The rural-based National Party and much of the farming lobby had never been big supporters of SWP.
Introduced by Labor, it was seen as overly bureaucratic and farmer-unfriendly.
But rather than campaigning for reform of SWP to make it fit for purpose, the Nationals and the National Farmers Federation (NFF) instead set out to undermine it.
In November 2018, a third-year backpacker visa option was introduced with the objective, as the announcement said, of “providing farmers with immediate access to workers”.
But the ultimate goal of the Nationals and NFF was an agriculture visa for Asian workers. They started talking about this in 2017, and ultimately got their way in June 2021.
In September last year, my colleague Richard Curtain wrote: “The obsession with creating a new scheme for the Nationals to take to the next elections will go down as one of Australia’s worst public policy debacles ever.” And he was right.
At the beginning, agriculture minister, now nationals leader, David Littleproud described the new visa as like the backpacker one. But, once other ministers became involved, it became as highly regulated as SWP and PLS.
Government claims that there were tens of thousands of Pacific workers ready to come to Australia only made more acute the never-answered question of why this new visa was needed.
To protect Pacific primacy, the new visa was capped. Yet Littleproud continued to insist it was uncapped, even as he cited in support a DFAT factsheet that talked about the new visa having annual caps.
It was policy chaos, and generated negative publicity in the Pacific.
The other blind spot of the Coalition when it came to labour mobility was permanent migration.
Migration was to be circular, with money earned and skills gained in Australia to be deployed back home.
The rhetoric sounded good, but the reasoning was superficial.
Permanent migrants can be just as connected to their home country as temporary ones, and temporary migration does nothing to build the Pacific diaspora in Australia, something desperately needed if we are truly to become part of the Pacific family.
Only during the recent election campaign did the Coalition signal that it was prepared to contemplate the promotion of permanent migration opportunities for the Pacific, and even then it was only as something that might be added to the existing temporary schemes.
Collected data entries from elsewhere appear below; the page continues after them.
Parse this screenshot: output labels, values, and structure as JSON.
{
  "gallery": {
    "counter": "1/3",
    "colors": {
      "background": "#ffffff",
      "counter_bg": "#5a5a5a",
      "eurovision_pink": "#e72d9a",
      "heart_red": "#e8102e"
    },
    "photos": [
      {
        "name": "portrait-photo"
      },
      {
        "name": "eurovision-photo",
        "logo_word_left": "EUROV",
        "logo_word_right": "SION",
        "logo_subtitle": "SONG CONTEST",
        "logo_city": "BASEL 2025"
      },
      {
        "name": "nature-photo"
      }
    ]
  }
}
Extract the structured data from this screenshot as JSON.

This was not a bad idea, but it would have resulted in few permanent opportunities and many opportunities would have gone to countries that didn’t need them but happened to be big participants in SWP and PLS (such as Samoa, Tonga and Fiji).
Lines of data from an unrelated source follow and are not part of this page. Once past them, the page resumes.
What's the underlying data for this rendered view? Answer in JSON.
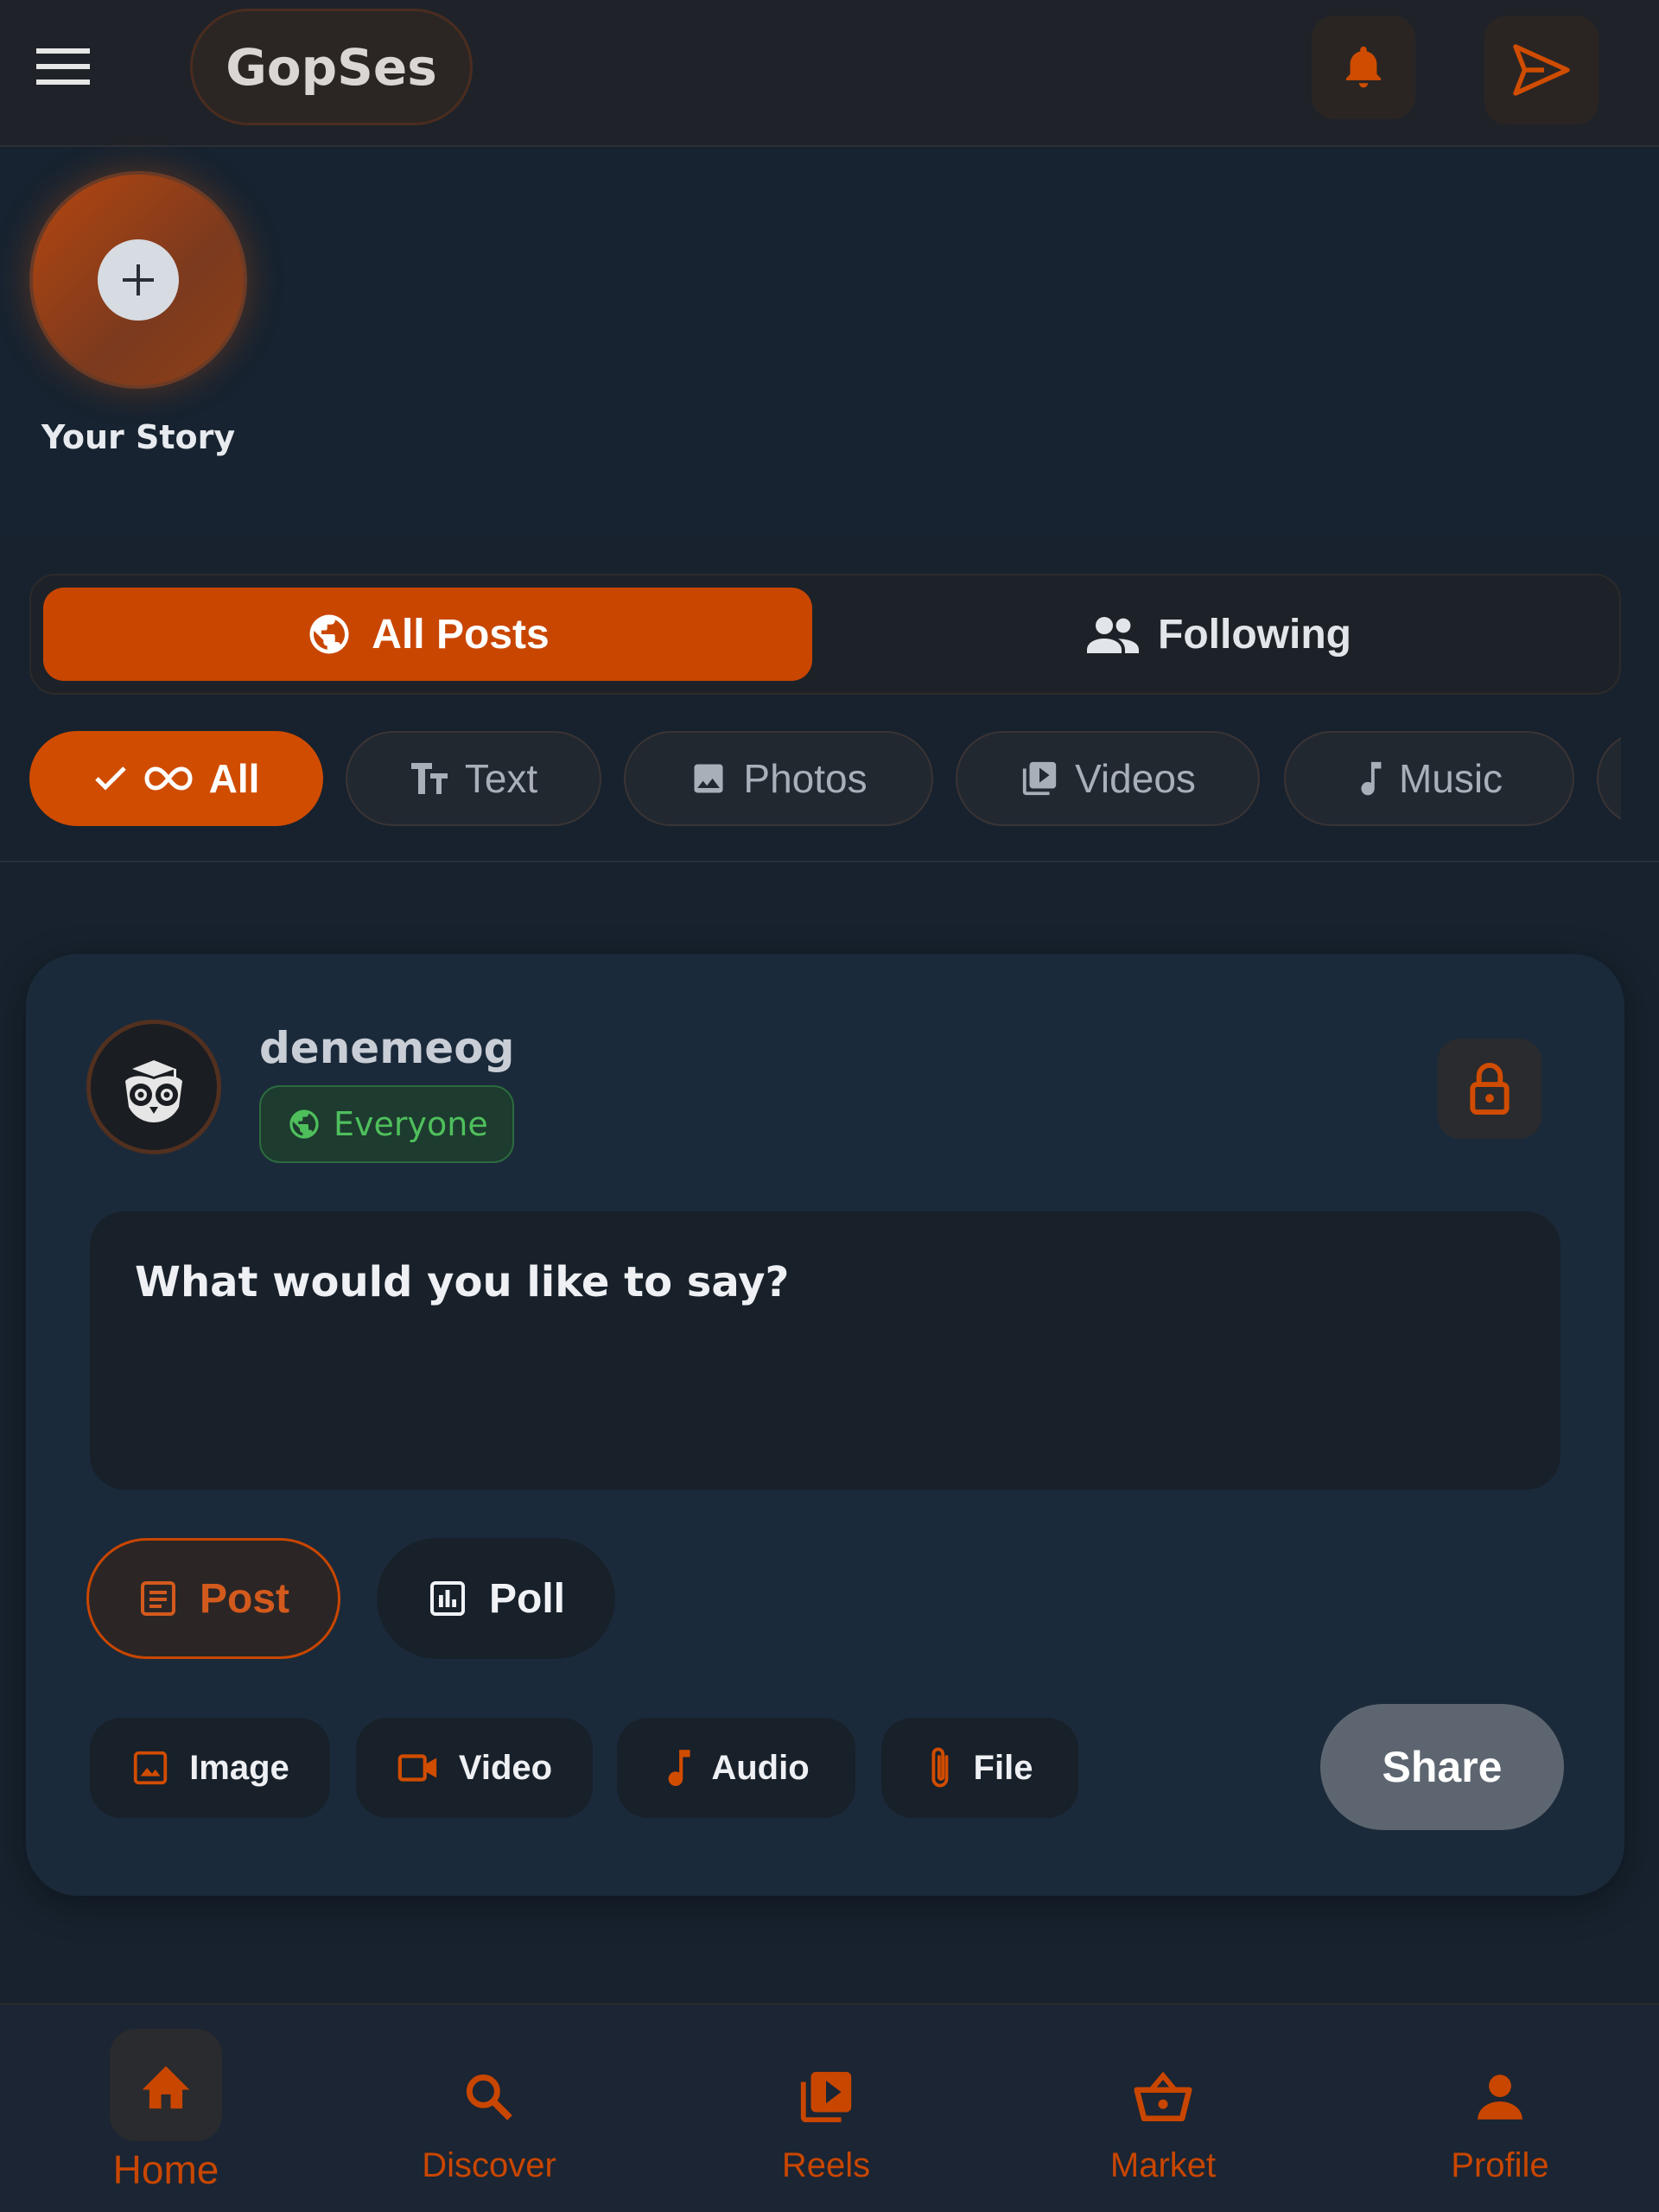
{
  "header": {
    "brand": "GopSes",
    "icons": {
      "menu": "menu-icon",
      "notifications": "bell-icon",
      "messages": "send-icon"
    }
  },
  "stories": {
    "items": [
      {
        "label": "Your Story",
        "icon": "plus-icon"
      }
    ]
  },
  "feed_toggle": {
    "options": [
      {
        "label": "All Posts",
        "icon": "globe-icon",
        "active": true
      },
      {
        "label": "Following",
        "icon": "people-icon",
        "active": false
      }
    ]
  },
  "filters": {
    "items": [
      {
        "label": "All",
        "icon": "infinity-icon",
        "active": true
      },
      {
        "label": "Text",
        "icon": "text-size-icon",
        "active": false
      },
      {
        "label": "Photos",
        "icon": "image-icon",
        "active": false
      },
      {
        "label": "Videos",
        "icon": "video-library-icon",
        "active": false
      },
      {
        "label": "Music",
        "icon": "music-note-icon",
        "active": false
      }
    ]
  },
  "composer": {
    "username": "denemeog",
    "visibility": "Everyone",
    "placeholder": "What would you like to say?",
    "types": [
      {
        "label": "Post",
        "icon": "article-icon",
        "active": true
      },
      {
        "label": "Poll",
        "icon": "poll-icon",
        "active": false
      }
    ],
    "attachments": [
      {
        "label": "Image",
        "icon": "image-icon"
      },
      {
        "label": "Video",
        "icon": "videocam-icon"
      },
      {
        "label": "Audio",
        "icon": "music-note-icon"
      },
      {
        "label": "File",
        "icon": "paperclip-icon"
      }
    ],
    "share_label": "Share"
  },
  "bottom_nav": {
    "items": [
      {
        "label": "Home",
        "icon": "home-icon",
        "active": true
      },
      {
        "label": "Discover",
        "icon": "search-icon",
        "active": false
      },
      {
        "label": "Reels",
        "icon": "reels-icon",
        "active": false
      },
      {
        "label": "Market",
        "icon": "basket-icon",
        "active": false
      },
      {
        "label": "Profile",
        "icon": "person-icon",
        "active": false
      }
    ]
  },
  "colors": {
    "accent": "#c94600",
    "background": "#17222e",
    "card": "#1b2a3a",
    "visibility_green": "#4fbf5c"
  }
}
The Coalition proposal also would have increased the skills mismatch by increasing the incentive for skilled Pacific workers to migrate under the low-skill PLS (to get a shot at permanent migration).
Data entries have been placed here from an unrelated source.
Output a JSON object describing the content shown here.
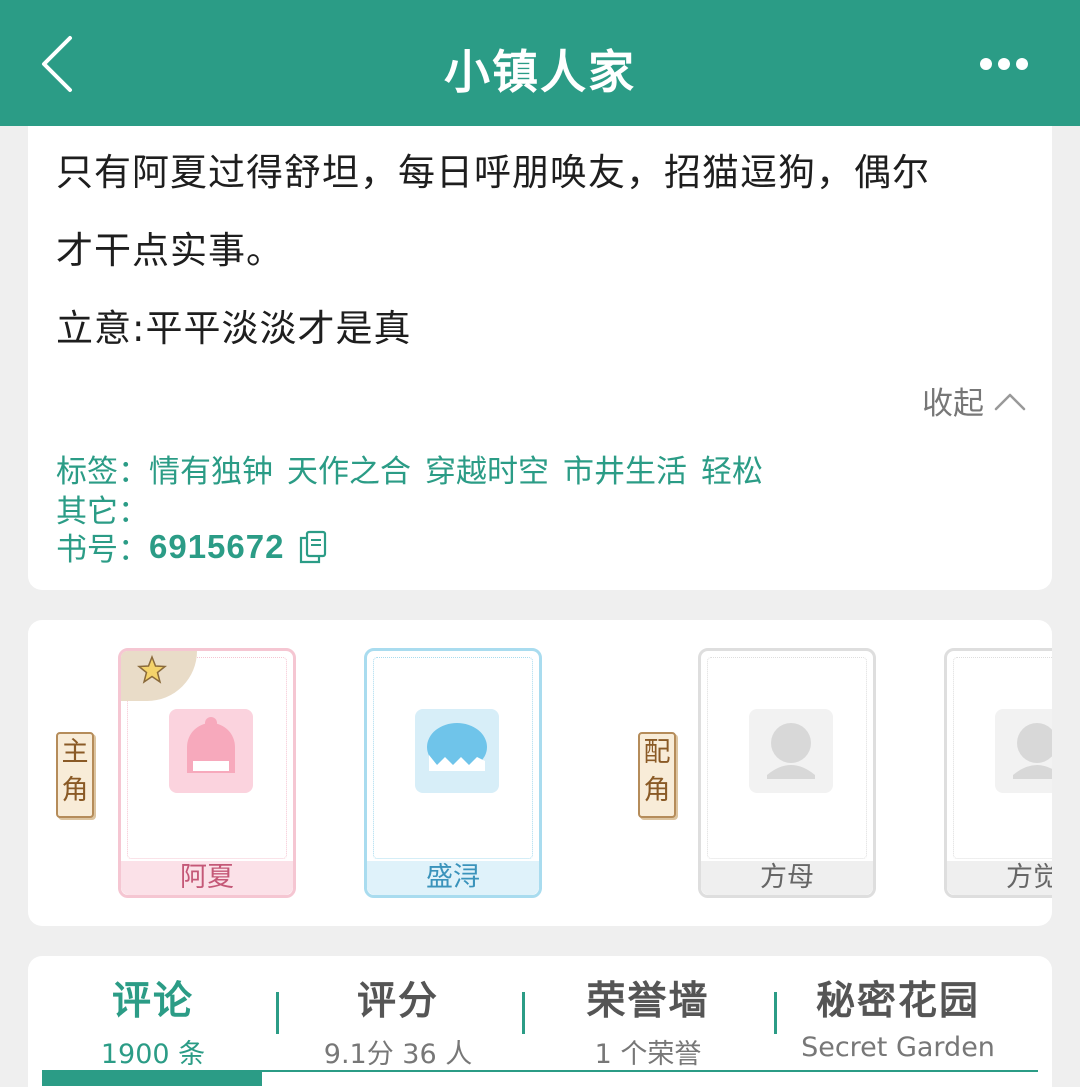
{
  "header": {
    "title": "小镇人家",
    "back_icon": "chevron-left-icon",
    "more_icon": "more-horizontal-icon"
  },
  "intro": {
    "line1": "只有阿夏过得舒坦，每日呼朋唤友，招猫逗狗，偶尔",
    "line2": "才干点实事。",
    "line3": "立意:平平淡淡才是真",
    "collapse_label": "收起"
  },
  "meta": {
    "tags_label": "标签：",
    "tags": [
      "情有独钟",
      "天作之合",
      "穿越时空",
      "市井生活",
      "轻松"
    ],
    "other_label": "其它：",
    "book_no_label": "书号：",
    "book_no": "6915672"
  },
  "characters": {
    "lead_badge": "主角",
    "support_badge": "配角",
    "items": [
      {
        "name": "阿夏",
        "theme": "pink",
        "starred": true
      },
      {
        "name": "盛浔",
        "theme": "blue",
        "starred": false
      },
      {
        "name": "方母",
        "theme": "grey",
        "starred": false
      },
      {
        "name": "方觉",
        "theme": "grey",
        "starred": false
      }
    ]
  },
  "tabs": [
    {
      "title": "评论",
      "subtitle": "1900 条",
      "active": true
    },
    {
      "title": "评分",
      "subtitle": "9.1分 36 人",
      "active": false
    },
    {
      "title": "荣誉墙",
      "subtitle": "1 个荣誉",
      "active": false
    },
    {
      "title": "秘密花园",
      "subtitle": "Secret Garden",
      "active": false
    }
  ],
  "colors": {
    "brand": "#2b9c86",
    "pink": "#f5c6d2",
    "blue": "#a9dcef",
    "grey": "#dedede"
  }
}
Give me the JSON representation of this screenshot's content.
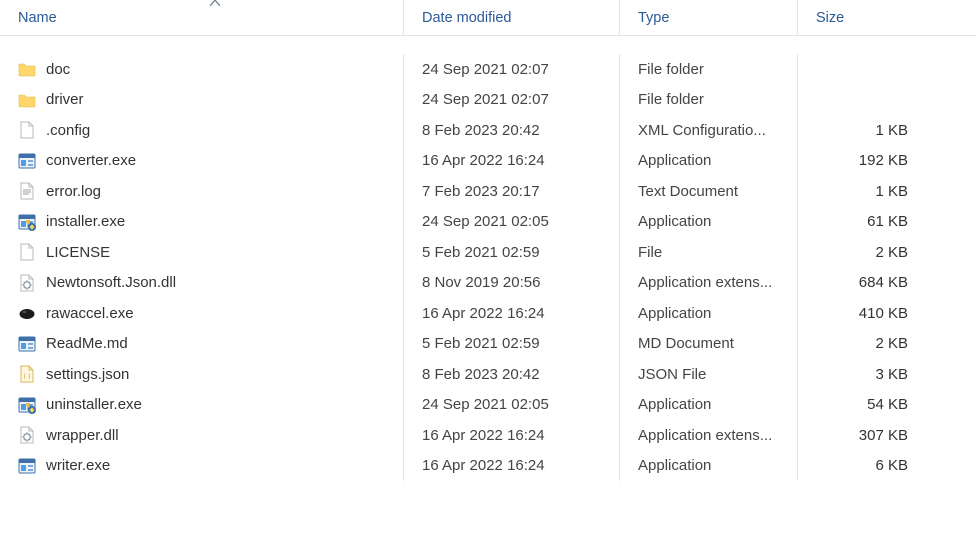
{
  "columns": {
    "name": "Name",
    "date": "Date modified",
    "type": "Type",
    "size": "Size"
  },
  "sort": {
    "column": "name",
    "direction": "asc"
  },
  "files": [
    {
      "icon": "folder",
      "name": "doc",
      "date": "24 Sep 2021 02:07",
      "type": "File folder",
      "size": ""
    },
    {
      "icon": "folder",
      "name": "driver",
      "date": "24 Sep 2021 02:07",
      "type": "File folder",
      "size": ""
    },
    {
      "icon": "blank",
      "name": ".config",
      "date": "8 Feb 2023 20:42",
      "type": "XML Configuratio...",
      "size": "1 KB"
    },
    {
      "icon": "exe",
      "name": "converter.exe",
      "date": "16 Apr 2022 16:24",
      "type": "Application",
      "size": "192 KB"
    },
    {
      "icon": "text",
      "name": "error.log",
      "date": "7 Feb 2023 20:17",
      "type": "Text Document",
      "size": "1 KB"
    },
    {
      "icon": "exeadm",
      "name": "installer.exe",
      "date": "24 Sep 2021 02:05",
      "type": "Application",
      "size": "61 KB"
    },
    {
      "icon": "blank",
      "name": "LICENSE",
      "date": "5 Feb 2021 02:59",
      "type": "File",
      "size": "2 KB"
    },
    {
      "icon": "dll",
      "name": "Newtonsoft.Json.dll",
      "date": "8 Nov 2019 20:56",
      "type": "Application extens...",
      "size": "684 KB"
    },
    {
      "icon": "appdark",
      "name": "rawaccel.exe",
      "date": "16 Apr 2022 16:24",
      "type": "Application",
      "size": "410 KB"
    },
    {
      "icon": "exe",
      "name": "ReadMe.md",
      "date": "5 Feb 2021 02:59",
      "type": "MD Document",
      "size": "2 KB"
    },
    {
      "icon": "json",
      "name": "settings.json",
      "date": "8 Feb 2023 20:42",
      "type": "JSON File",
      "size": "3 KB"
    },
    {
      "icon": "exeadm",
      "name": "uninstaller.exe",
      "date": "24 Sep 2021 02:05",
      "type": "Application",
      "size": "54 KB"
    },
    {
      "icon": "dll",
      "name": "wrapper.dll",
      "date": "16 Apr 2022 16:24",
      "type": "Application extens...",
      "size": "307 KB"
    },
    {
      "icon": "exe",
      "name": "writer.exe",
      "date": "16 Apr 2022 16:24",
      "type": "Application",
      "size": "6 KB"
    }
  ],
  "icons": {
    "folder": "folder-icon",
    "blank": "blank-file-icon",
    "exe": "exe-icon",
    "text": "text-file-icon",
    "exeadm": "exe-admin-icon",
    "dll": "dll-icon",
    "appdark": "app-dark-icon",
    "json": "json-file-icon"
  }
}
It has promised to abolish the agriculture visa and introduce a permanent migration scheme for the Pacific that is in no way linked to the existing temporary schemes.
It has also undertaken to end enforced family separations under PLS, something else the Coalition was not prepared to contemplate.
Stepping back to take a longer-term view, the significant progress over the last two decades on Pacific labour mobility seems like a combined political party effort.
A positive dynamic has been at work: from opposition to labour mobility under Howard; to quiet support for SWP under Rudd and Gillard; to enthusiastic if, towards the end, confused support for Pacific temporary labour mobility under the last Coalition government.
Now the new Labor government has stated strong support for both temporary and permanent migration from the Pacific to Australia.
In summary, while the last few years showed the limits of the Coalition’s support for Pacific labour mobility and revealed internal contradictions, overall its contribution was to take this agenda forward, and substantially so.